Zelin: Aslında bu gruplar arasında pek problem yoktur. Medya ve muhalefet kaynakları onları bölünmüş gösteriyor, ancak bu söylem yanlıştır ve itibarlarını sarsmak için yapılan bir propaganda çabasıdır. Gerçekte ise Nusret Cephesi ve Ahrar’us Şam 2012’nin ortalarından beri çok sayıda ortak operasyon yapmıştır. Daha da fazlası ISIS ile Nusret Cephesi liderleri arasında gerginlik var idiyse de pratikte sahada bu iki grubun mensupları arasında anlaşmazlık olduğu nadirdir. Aksine Nusret Cephesi ile ISIS arasında Esad rejimi, Hizbullah ve diğer müttefiklerine karşı cihad meydanında kimin daha başarılı olacağı konusunda çoşkulu bir rekabet vardır.

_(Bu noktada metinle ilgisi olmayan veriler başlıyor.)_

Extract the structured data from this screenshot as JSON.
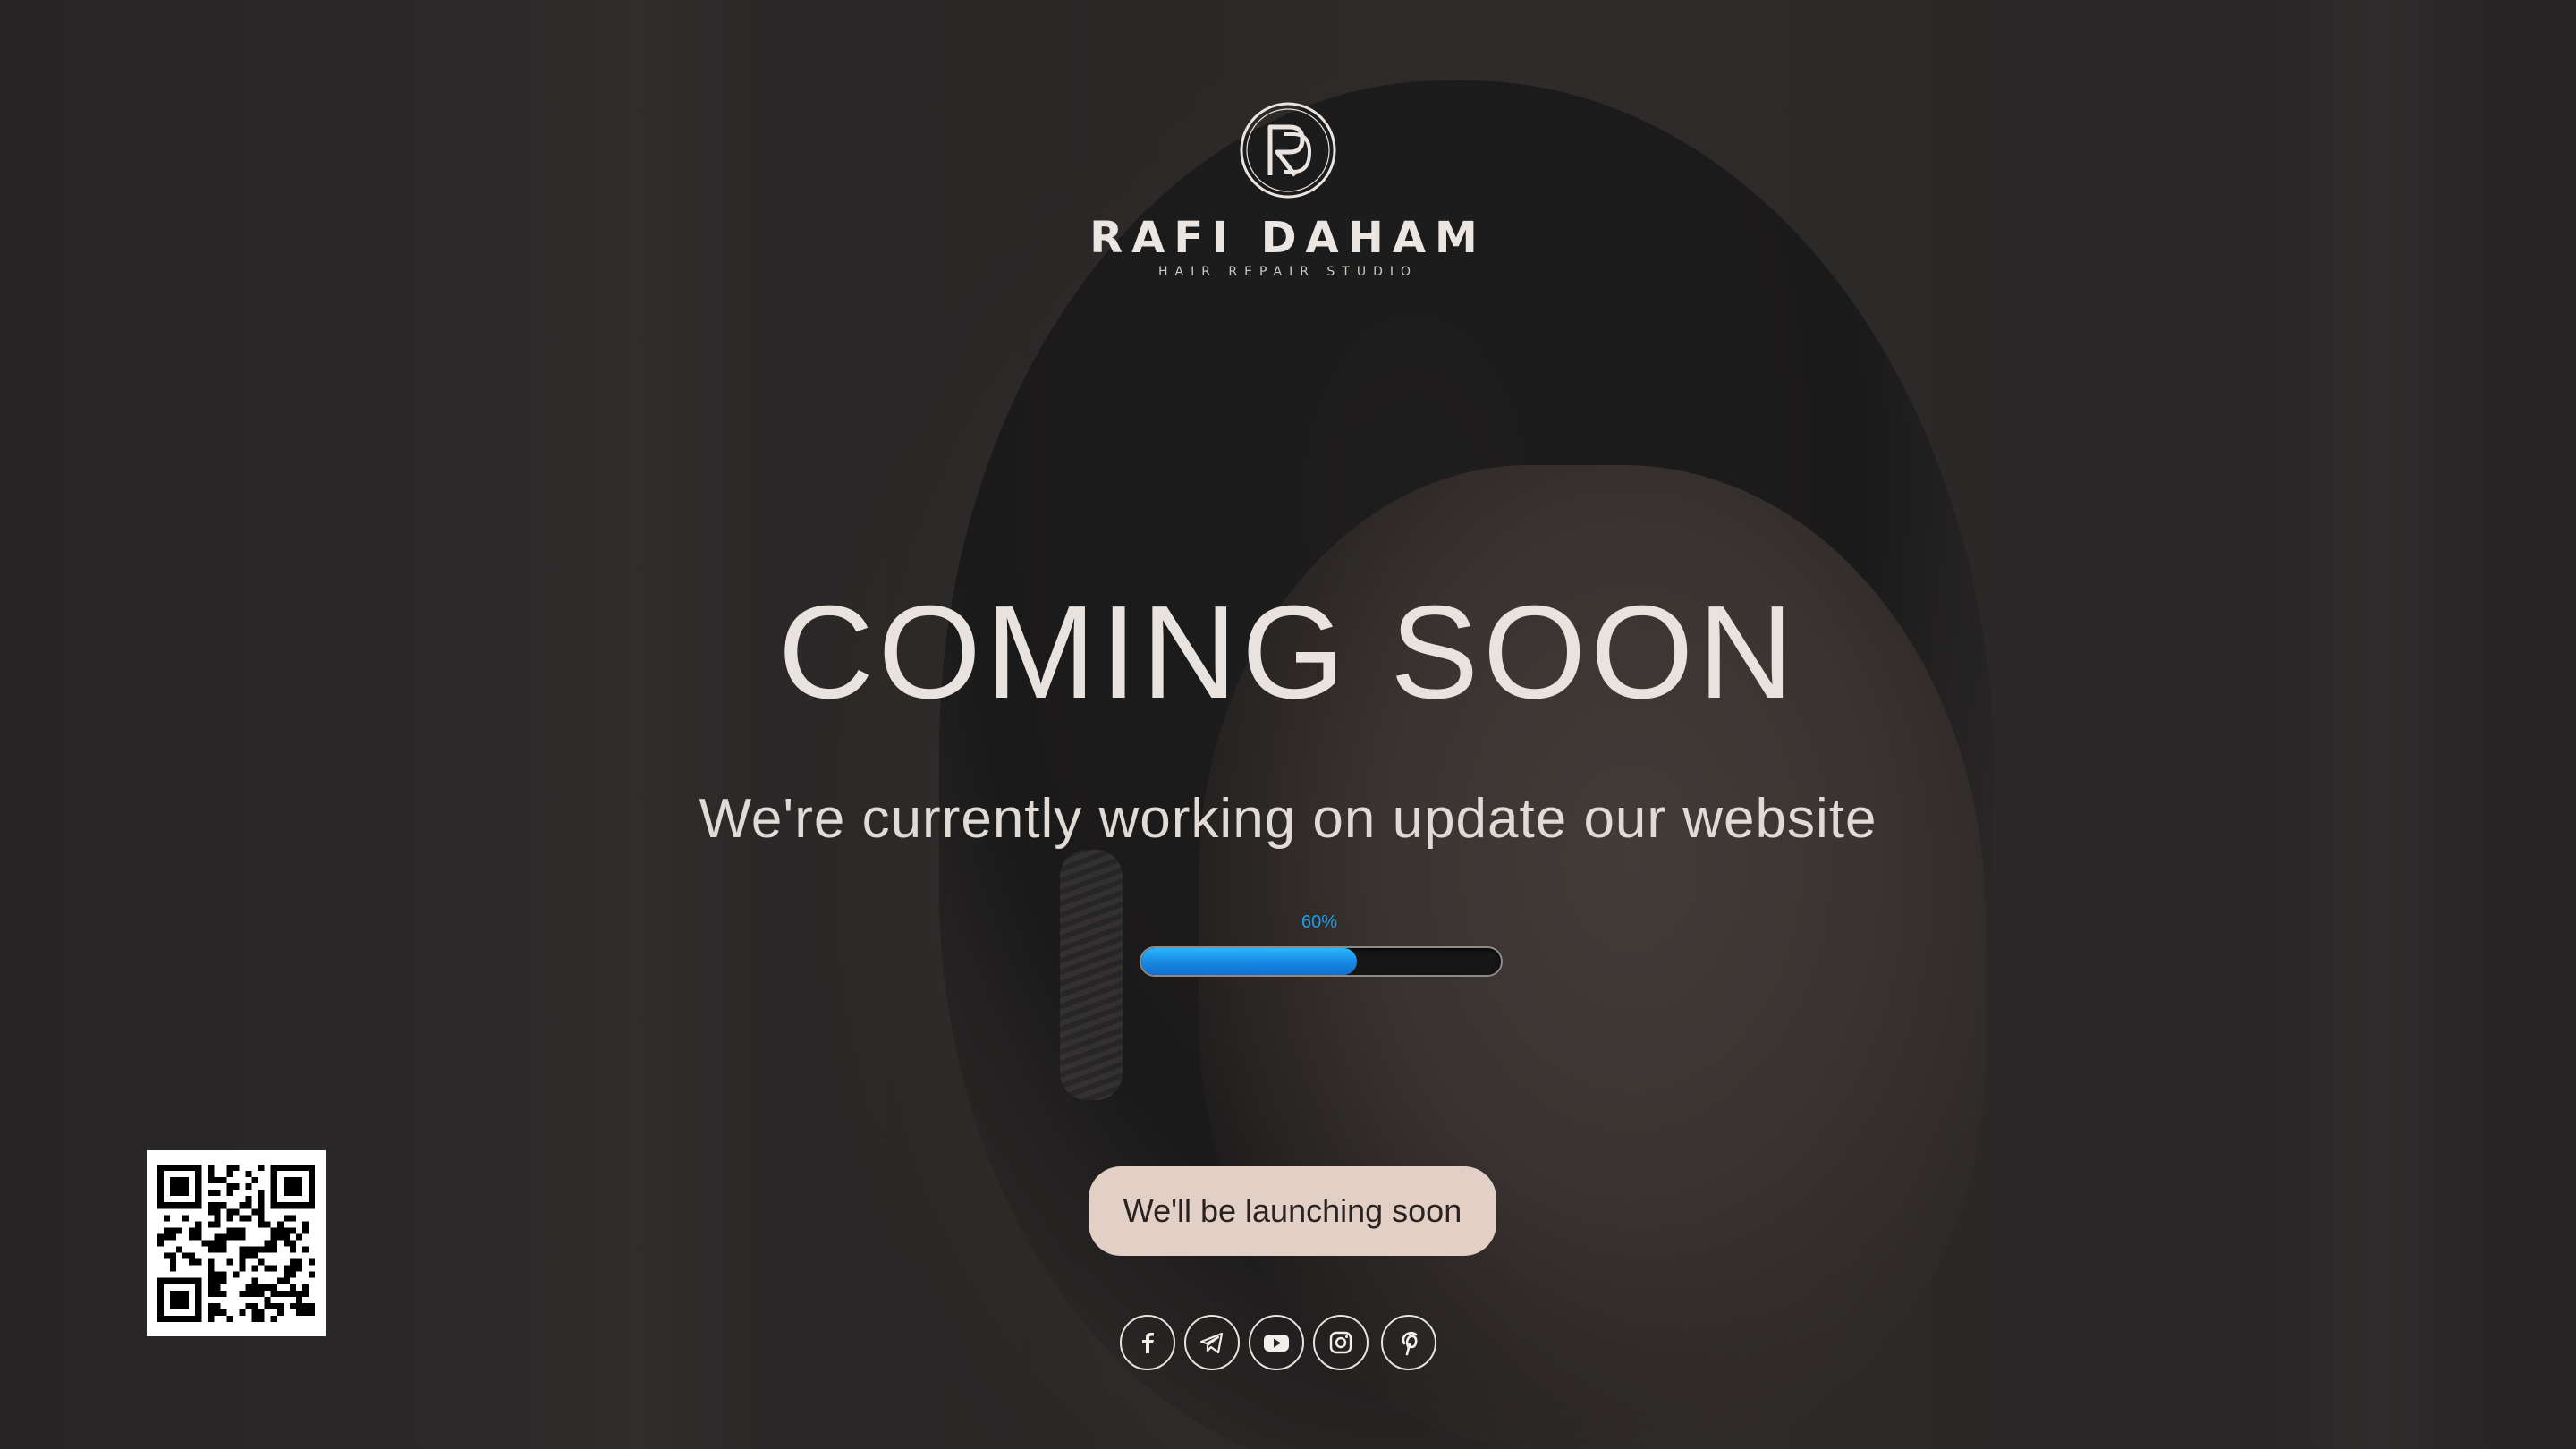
{
  "brand": {
    "monogram": "RD",
    "name": "RAFI DAHAM",
    "tagline": "HAIR REPAIR STUDIO"
  },
  "hero": {
    "title": "COMING SOON",
    "subtitle": "We're currently working on update our website"
  },
  "progress": {
    "label": "60%",
    "value": 0.6,
    "fill_color": "#1a8ee6"
  },
  "cta": {
    "label": "We'll be launching soon",
    "background": "#e2cfc6"
  },
  "social_links": [
    {
      "name": "facebook",
      "icon": "facebook-icon"
    },
    {
      "name": "telegram",
      "icon": "telegram-icon"
    },
    {
      "name": "youtube",
      "icon": "youtube-icon"
    },
    {
      "name": "instagram",
      "icon": "instagram-icon"
    },
    {
      "name": "pinterest",
      "icon": "pinterest-icon"
    }
  ],
  "qr_code": {
    "icon": "qr-code"
  }
}
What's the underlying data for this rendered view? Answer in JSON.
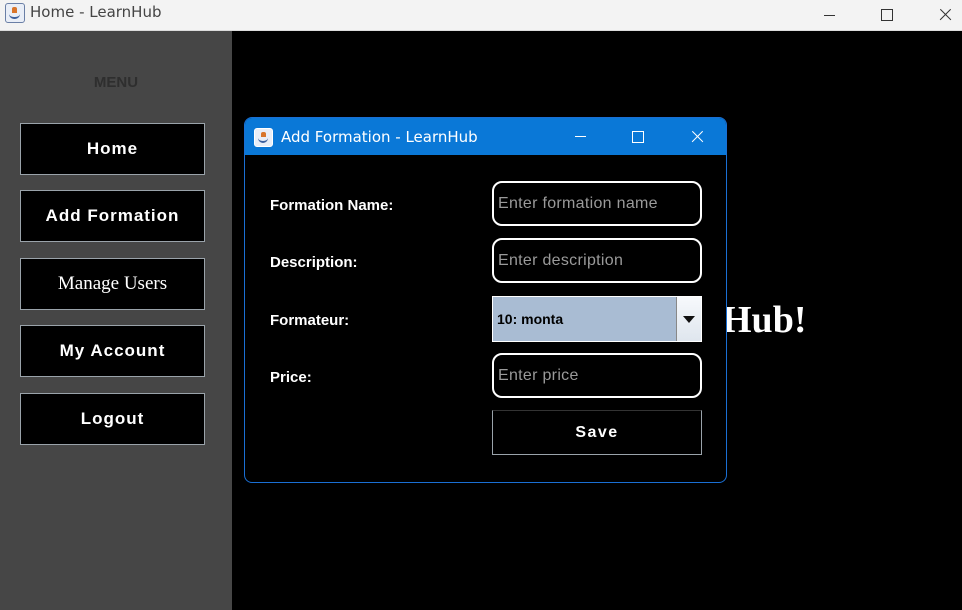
{
  "window": {
    "title": "Home - LearnHub"
  },
  "sidebar": {
    "menu_label": "MENU",
    "items": [
      {
        "label": "Home"
      },
      {
        "label": "Add Formation"
      },
      {
        "label": "Manage Users"
      },
      {
        "label": "My Account"
      },
      {
        "label": "Logout"
      }
    ]
  },
  "main": {
    "welcome_fragment": "Hub!"
  },
  "dialog": {
    "title": "Add Formation - LearnHub",
    "fields": {
      "name": {
        "label": "Formation Name:",
        "placeholder": "Enter formation name",
        "value": ""
      },
      "description": {
        "label": "Description:",
        "placeholder": "Enter description",
        "value": ""
      },
      "formateur": {
        "label": "Formateur:",
        "selected": "10: monta"
      },
      "price": {
        "label": "Price:",
        "placeholder": "Enter price",
        "value": ""
      }
    },
    "save_label": "Save"
  },
  "colors": {
    "dialog_titlebar": "#0a78d7",
    "sidebar_bg": "#464646",
    "combo_bg": "#a9bcd3"
  }
}
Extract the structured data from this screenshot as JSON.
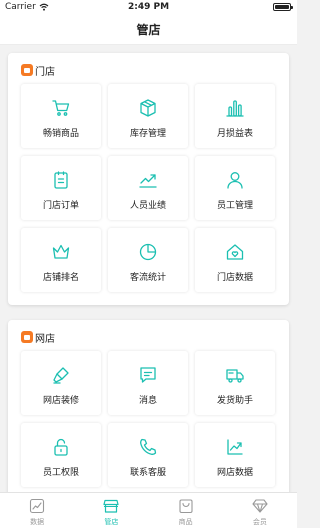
{
  "status_bar": {
    "carrier": "Carrier",
    "time": "2:49 PM"
  },
  "nav": {
    "title": "管店"
  },
  "sections": [
    {
      "title": "门店",
      "items": [
        {
          "label": "畅销商品",
          "icon": "cart-icon"
        },
        {
          "label": "库存管理",
          "icon": "box-icon"
        },
        {
          "label": "月损益表",
          "icon": "bar-chart-icon"
        },
        {
          "label": "门店订单",
          "icon": "clipboard-icon"
        },
        {
          "label": "人员业绩",
          "icon": "trend-line-icon"
        },
        {
          "label": "员工管理",
          "icon": "person-icon"
        },
        {
          "label": "店铺排名",
          "icon": "crown-icon"
        },
        {
          "label": "客流统计",
          "icon": "pie-chart-icon"
        },
        {
          "label": "门店数据",
          "icon": "house-heart-icon"
        }
      ]
    },
    {
      "title": "网店",
      "items": [
        {
          "label": "网店装修",
          "icon": "paint-brush-icon"
        },
        {
          "label": "消息",
          "icon": "message-icon"
        },
        {
          "label": "发货助手",
          "icon": "truck-icon"
        },
        {
          "label": "员工权限",
          "icon": "lock-icon"
        },
        {
          "label": "联系客服",
          "icon": "phone-icon"
        },
        {
          "label": "网店数据",
          "icon": "trend-up-icon"
        }
      ]
    }
  ],
  "tabs": [
    {
      "label": "数据",
      "icon": "chart-tab-icon",
      "active": false
    },
    {
      "label": "管店",
      "icon": "store-tab-icon",
      "active": true
    },
    {
      "label": "商品",
      "icon": "bag-tab-icon",
      "active": false
    },
    {
      "label": "会员",
      "icon": "diamond-tab-icon",
      "active": false
    }
  ],
  "colors": {
    "accent": "#1bbfb1",
    "section_badge": "#f57a24",
    "inactive": "#999999"
  }
}
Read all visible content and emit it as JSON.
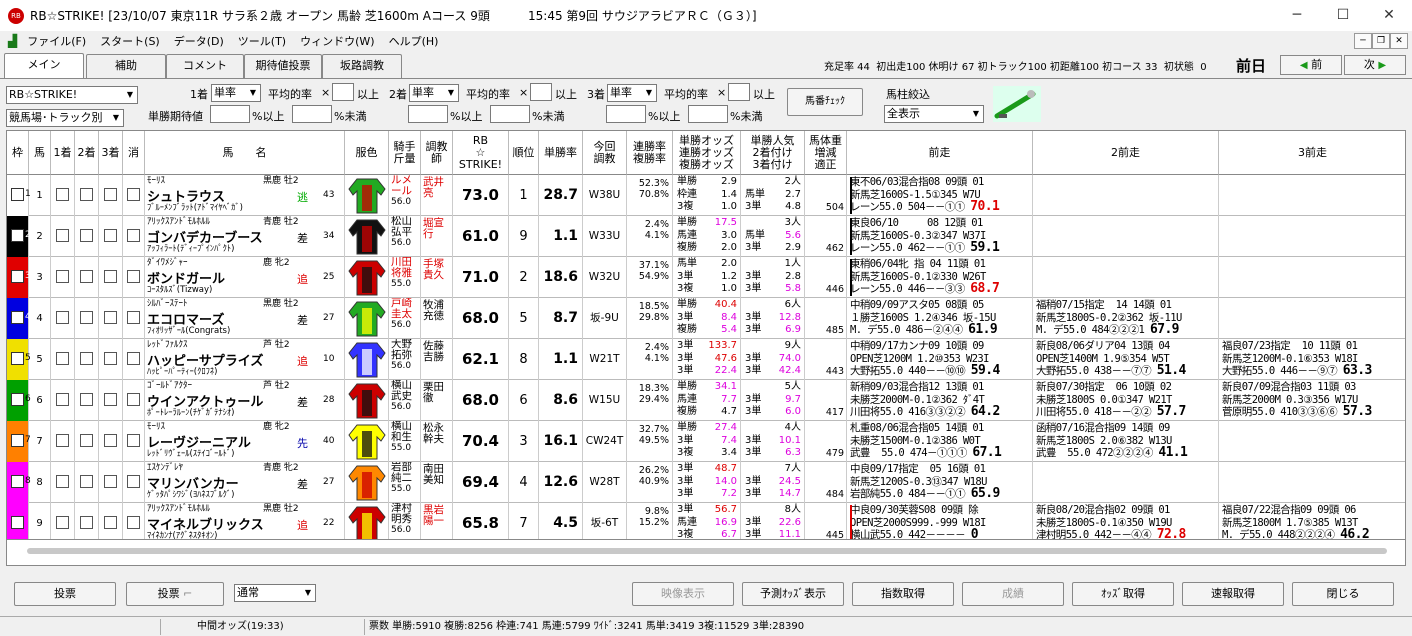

Ayrıca geçtiğimiz günlerde Ramazan münasebetiyle Halep’te düzenlenen kutlamalarda Nusra ve ISIS mensupları arasında dostça bir halat çekme yarışı yapıldı. Ahrar’us Şam’ın ISIS’ın Irak’taki mirası dolayısıyla bazı endişeler taşıma ihtimali vardır. ISIS resmi olarak Suriye’de varlığını ilan edince Ahrar’us Şam ve mensup olduğu şemsiye grup Suriye İslami Cephesi (SİC) bu aşamada bir İslam devleti kurulmasını uygun görmediklerini belirtmiş ve özellikle Suriye’deki gruplarla danışılmadan bu kararın alınmasını kınamıştı. Bununla birlikte, İslam devletinin ne anlama geldiği hakkında farklı yorumlara sahip olmalarına rağmen her üç grup da öyle veya böyle bir İslam devleti istemektedir. Yorum farkları ise özellikle Ahrar’ın vizyonu ile Nusra/ISIS'ın İslam devleti konsepti arasındadır.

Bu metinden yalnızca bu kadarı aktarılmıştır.